At four places during those ten years–1974-83–the tension really increased internally.
- When Ralph Bohlmann, the new president at Concordia Seminary, threatened to sue if we didn’t stop calling ourselves “Concordia Seminary” in Exile. Group 2 said: “Good, we’ll be hauled in before magistrates to confess. Jesus predicts just such scenarios. We’ve got one!” Group 1 said “Go to court? Before magistrates? Come now, let’s be reasonable. We’ll change the name. We’re called Seminex now anyhow. So how about Christ-Seminary – Seminex?” And so it was.
- May Massacre 1977. Seven colleagues — contracts not renewed. “Money is short, we just have to do it.” Others said: “During a time for confessing you can’t throw anybody out of the boat. Let’s go on reduced rations.” The colleagues departed.
- Internal governance. Bob Bertram’s genius creation of a community “order” for our life together. A tour-de-force of two-kingdom organization for an outfit that was both a community of God’s right hand and a community of God’s left hand. The “rule” in this order was, said Bob, taken from the Dominicans at the time of their founding in the13th century: The decision-makers shall be the consequence-takers, and the consequence-takers shall be the decision-makers. It was adopted–by the three “member classes” of Seminex’s constitutional order–faculty member class, student member class, and board of directors (representing our supporting constituency, our “Third Member Class”). But Tietjen was unhappy with it. Not his style of leadership. For him and others Bob’s collaborative model was just too cumbersome, and piece by piece it was dismantled.

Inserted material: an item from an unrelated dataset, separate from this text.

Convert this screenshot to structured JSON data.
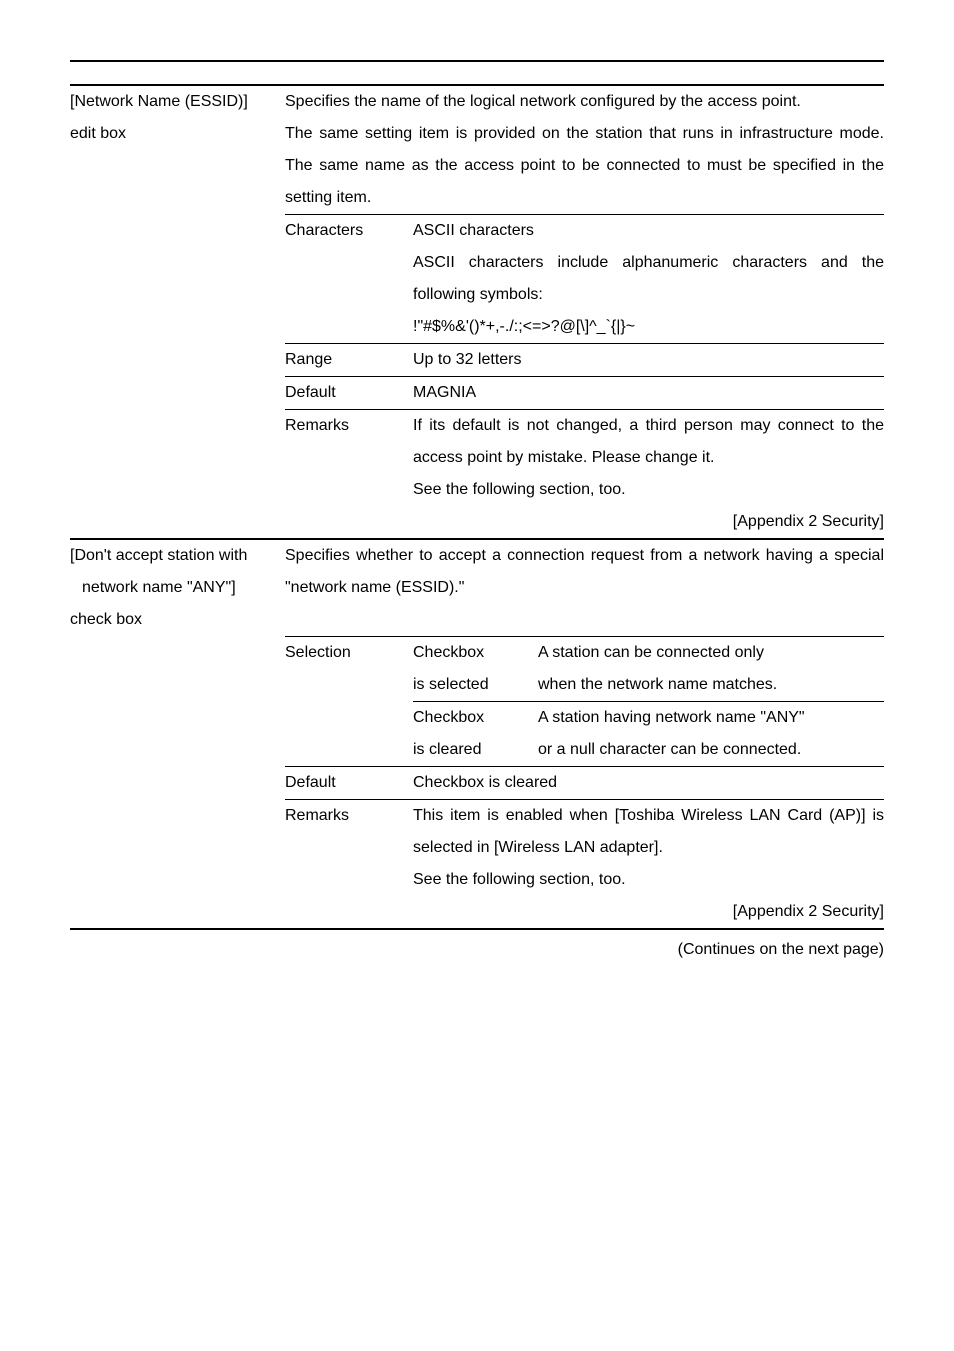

- The decision to “deploy” faculty after our 10 years of existence in St. Louis to Lutheran School of Theology in Chicago, Pacific Lutheran Theological Seminary (Berkeley CA) and the American Lutheran Church’s mini-seminary in Austin, Texas. And, sadly, let students still with us fend for themselves. On the faculty side Bertram, Fuerbringer, Schroeder, Dave Krause all said “NO, let’s keep the community together. It’s still a time for confessing. This time in the upcoming ELCA, that’s for sure. So let’s take Seminex as a unit into the new ELCA, a different kind of seminary–in umpteen ways. A unique gift that’s been given to us, and now we bring to the ELCA. And we’ll continue to raise our own funds, etc. Won’t cost Mother Church a nickel.”
Other side said: “Let’s go to these other seminaries where we already have friends–especially on HCM issues and other “moderate” stuff–and besides they’ve invited us to come. Now is the time.”
The student member class voted by a big majority to keep the community together and take Seminex into the ELCA as a “different” sort of seminary, But four in the faculty member class is not a majority among some 40 folks. And the board didn’t think that was a good idea either. “Enrollment continues to decline, ditto for money; we’ll be dead before long if we don’t do something like this.” So two of the three member classes–faculty and board–said: Let’s go. After that it was “splained” again to the student member class, and by a modest majority they too said OK, let’s go. And so it happened.
Well, that’s the report from one who was a loser on all four of those issues. To hear the other side, talk to dear Seminex colleagues from those days (half of whom are still alive) who viewed each of these episodes through different lenses.